Nebius is at the forefront of a revolutionary shift in cloud computing, dedicated to empowering the global AI economy. We develop innovative tools and resources that enable our customers to address real-world challenges and transform industries, all while avoiding hefty infrastructure costs and the need for expansive in-house AI/ML teams. Our team operates at the cutting edge of AI cloud infrastructure, collaborating with some of the most knowledgeable and inventive leaders and engineers in this field.
Our Global Presence
Nebius is headquartered in Amsterdam and is publicly listed on Nasdaq. We have a robust global presence with research and development hubs across Europe, North America, and Israel. Our diverse team of over 1,400 professionals includes more than 400 highly skilled engineers who boast extensive expertise in both hardware and software engineering, complemented by our dedicated in-house AI R&D team.
The Position
We are on the lookout for a Technical Product Manager to lead the product strategy for Soperator, our advanced Slurm-on-Kubernetes control plane designed for GPU clusters. In this pivotal role, you will define how machine learning engineers and research teams operate, scale, and optimize distributed workloads in production environments. If you are passionate about crafting systems that harmonize performance, reliability, and developer experience in AI infrastructure, we want to hear from you!
Your Key Responsibilities:
• Oversee the complete user journey across Soperator clusters, including Slurm workflows, dashboards, alerts/notifications, node lifecycle, and management of training/inference capacities.
• Define the end-to-end product direction: problem discovery → solution design → delivery → adoption.

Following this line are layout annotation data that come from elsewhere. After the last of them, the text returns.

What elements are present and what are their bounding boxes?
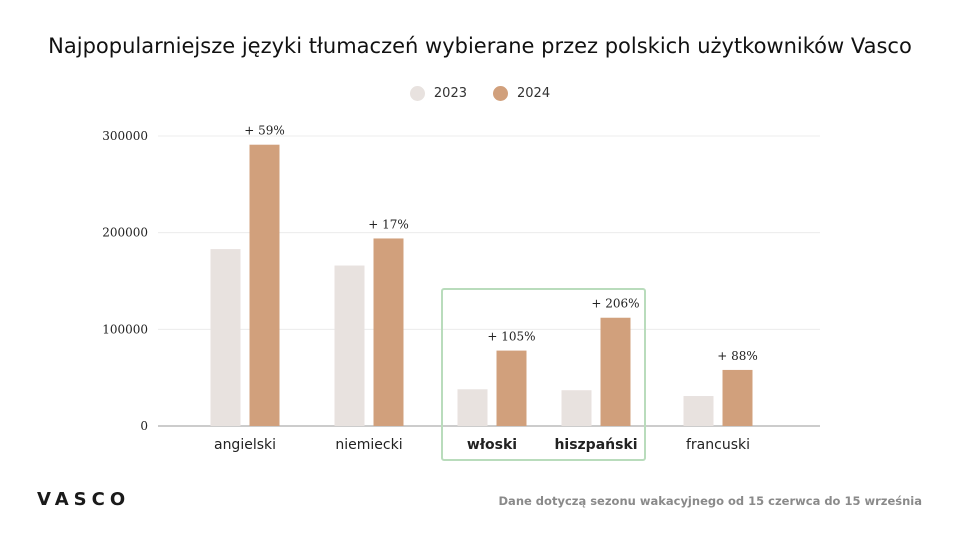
category-label-hiszpański: hiszpański xyxy=(554,437,637,453)
data-label-niemiecki: + 17% xyxy=(368,217,409,231)
y-tick-label: 300000 xyxy=(102,129,148,143)
data-label-hiszpański: + 206% xyxy=(591,297,639,311)
legend-swatch-2024 xyxy=(493,86,508,101)
legend-item-2024: 2024 xyxy=(493,86,550,101)
category-label-francuski: francuski xyxy=(686,437,750,453)
bar-2024-francuski xyxy=(722,369,753,426)
data-label-angielski: + 59% xyxy=(244,124,285,138)
legend-swatch-2023 xyxy=(409,86,425,101)
bar-2023-hiszpański xyxy=(561,390,592,426)
bar-2023-francuski xyxy=(683,396,714,426)
footnote: Dane dotyczą sezonu wakacyjnego od 15 cz… xyxy=(498,494,922,508)
y-tick-label: 200000 xyxy=(102,226,148,240)
bar-2023-niemiecki xyxy=(334,265,365,426)
legend-label-2023: 2023 xyxy=(433,86,467,101)
legend-item-2023: 2023 xyxy=(409,86,467,101)
category-label-angielski: angielski xyxy=(214,437,276,453)
chart-title: Najpopularniejsze języki tłumaczeń wybie… xyxy=(48,34,912,58)
bar-2024-niemiecki xyxy=(373,238,404,426)
vasco-logo: VASCO xyxy=(37,489,131,510)
data-label-włoski: + 105% xyxy=(487,330,535,344)
data-label-francuski: + 88% xyxy=(717,349,758,363)
y-tick-label: 0 xyxy=(140,419,148,433)
category-label-włoski: włoski xyxy=(467,437,517,453)
bar-2023-włoski xyxy=(457,389,488,426)
highlight-box xyxy=(441,288,646,461)
bar-2024-włoski xyxy=(496,350,527,426)
bar-2024-angielski xyxy=(249,144,280,426)
bar-2024-hiszpański xyxy=(600,317,631,426)
y-tick-label: 100000 xyxy=(102,322,148,336)
bar-2023-angielski xyxy=(210,249,241,426)
legend-label-2024: 2024 xyxy=(517,86,551,101)
legend: 2023 2024 xyxy=(0,86,960,101)
category-label-niemiecki: niemiecki xyxy=(335,437,402,453)
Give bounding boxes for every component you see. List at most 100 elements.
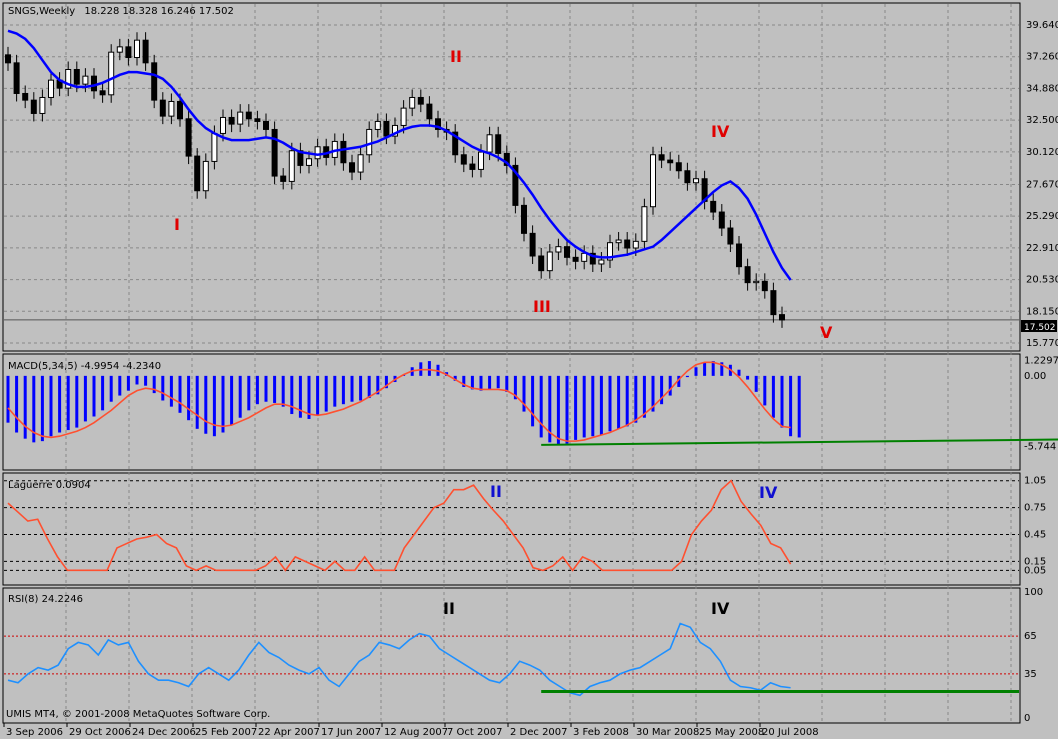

• Conduct in-depth customer discovery through interviews, usage analytics, and workload analysis to identify high-impact opportunities.
• Drive execution across platform teams, including compute, networking, storage, observability, IAM, and more.
• Translate cutting-edge ML and infrastructure concepts into tangible product capabilities for real-world GPU clusters.
• Establish success metrics, prioritize features, and maintain a consistent feedback loop with stakeholders.